Analyzing whether a relationship changes after an event


New Member
I apologize in advance if this is worded poorly.

Let's say I have a strong correlation between two variables like political interest and voting participation.

After an unexpected event (disaster), the observable participation rate skyrockets.

How can I analyze whether or not the event itself had an effect on voting participation (and/or political interest)?

Furthermore, how can I analyze whether this is a unique event or part of a cycle? All of the information I'm finding about time series analysis is for forecasting.


Less is more. Stay pure. Stay poor.
It will be hard to figure out unless the exposure is randomized. One thing you could do is find another population not exposed to show they did not have the same jump (interrupted time series with control group).


New Member
Regrettably according to the literature, it was such a major event it had repercussions both politically, but also for civil society. Because this affected the entire country to some degree, I don't think I can find any sampling data to use as a control.
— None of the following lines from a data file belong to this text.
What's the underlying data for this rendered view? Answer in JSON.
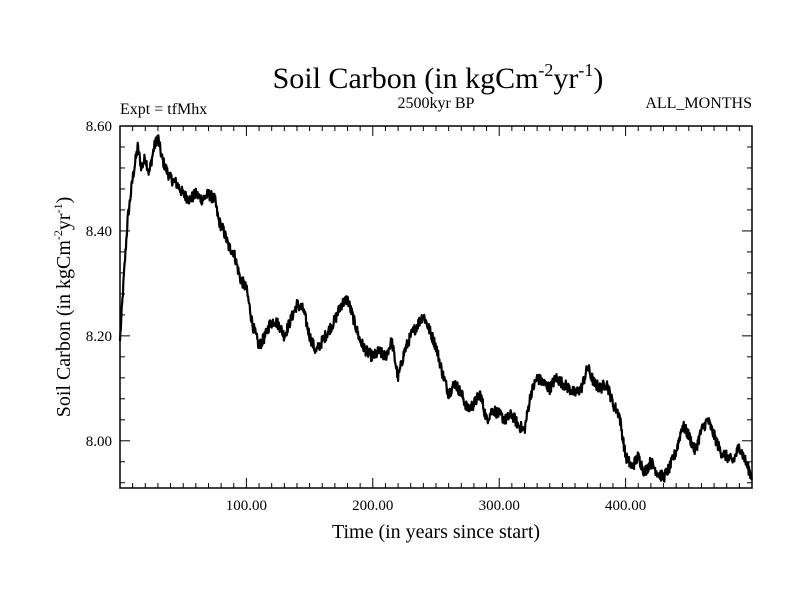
{
  "chart_data": {
    "type": "line",
    "title_main": "Soil Carbon (in kgCm",
    "title_sup1": "-2",
    "title_mid": "yr",
    "title_sup2": "-1",
    "title_end": ")",
    "subtitle_left": "Expt = tfMhx",
    "subtitle_center": "2500kyr BP",
    "subtitle_right": "ALL_MONTHS",
    "xlabel": "Time (in years since start)",
    "ylabel_main": "Soil Carbon (in kgCm",
    "ylabel_sup1": "-2",
    "ylabel_mid": "yr",
    "ylabel_sup2": "-1",
    "ylabel_end": ")",
    "xlim": [
      0,
      500
    ],
    "ylim": [
      7.91,
      8.6
    ],
    "x_ticks": [
      100,
      200,
      300,
      400
    ],
    "x_tick_labels": [
      "100.00",
      "200.00",
      "300.00",
      "400.00"
    ],
    "y_ticks": [
      8.0,
      8.2,
      8.4,
      8.6
    ],
    "y_tick_labels": [
      "8.00",
      "8.20",
      "8.40",
      "8.60"
    ],
    "line_color": "#000000",
    "series": [
      {
        "x": [
          0,
          3,
          6,
          10,
          14,
          17,
          20,
          23,
          27,
          30,
          33,
          36,
          40,
          45,
          50,
          55,
          60,
          65,
          70,
          75,
          78,
          82,
          86,
          90,
          95,
          100,
          105,
          110,
          115,
          118,
          122,
          126,
          130,
          135,
          140,
          145,
          150,
          155,
          160,
          165,
          170,
          175,
          180,
          185,
          190,
          195,
          200,
          205,
          210,
          215,
          220,
          225,
          230,
          235,
          240,
          245,
          250,
          255,
          260,
          265,
          270,
          275,
          280,
          285,
          290,
          295,
          300,
          305,
          310,
          315,
          320,
          325,
          330,
          335,
          340,
          345,
          350,
          355,
          360,
          365,
          370,
          375,
          380,
          385,
          390,
          395,
          400,
          405,
          410,
          415,
          420,
          425,
          430,
          435,
          440,
          445,
          450,
          455,
          460,
          465,
          470,
          475,
          480,
          485,
          490,
          495,
          500
        ],
        "y": [
          8.19,
          8.31,
          8.42,
          8.5,
          8.56,
          8.52,
          8.54,
          8.51,
          8.56,
          8.58,
          8.54,
          8.52,
          8.5,
          8.49,
          8.47,
          8.46,
          8.47,
          8.46,
          8.47,
          8.46,
          8.42,
          8.4,
          8.37,
          8.36,
          8.31,
          8.29,
          8.22,
          8.18,
          8.2,
          8.22,
          8.23,
          8.22,
          8.2,
          8.23,
          8.26,
          8.25,
          8.2,
          8.17,
          8.19,
          8.21,
          8.23,
          8.26,
          8.27,
          8.23,
          8.19,
          8.17,
          8.16,
          8.17,
          8.16,
          8.19,
          8.12,
          8.17,
          8.2,
          8.22,
          8.24,
          8.21,
          8.18,
          8.13,
          8.09,
          8.11,
          8.09,
          8.06,
          8.07,
          8.09,
          8.04,
          8.06,
          8.05,
          8.04,
          8.05,
          8.03,
          8.02,
          8.09,
          8.12,
          8.11,
          8.1,
          8.12,
          8.11,
          8.1,
          8.09,
          8.1,
          8.14,
          8.11,
          8.1,
          8.11,
          8.07,
          8.05,
          7.97,
          7.95,
          7.97,
          7.94,
          7.96,
          7.94,
          7.93,
          7.95,
          7.98,
          8.03,
          8.01,
          7.98,
          8.02,
          8.04,
          8.01,
          7.98,
          7.97,
          7.96,
          7.99,
          7.96,
          7.93
        ]
      }
    ]
  }
}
What I was thinking of is doing a forecast using pre-event variables, for the post-event period. Then using those results to compare to the actual post-event data, but I don't know if that would be at all meaningful.

Ultimately what I want to look at is whether that relationship between my two variables changed significantly following the event.


No cake for spunky
You can try something like interrupted time series with controls.

Find an area where the intervention did occur and one where it did not occur. Plot the correlation before and after the intervention where it did occur. Plot the correlation at the same time frame in the area where it did not occur. See how the correlation differs in both areas after the intervention. The change or lack of change in the intervention will clue you in to this.

Note this is not formal proof. It is not a statistical test per se. You are just using judgement.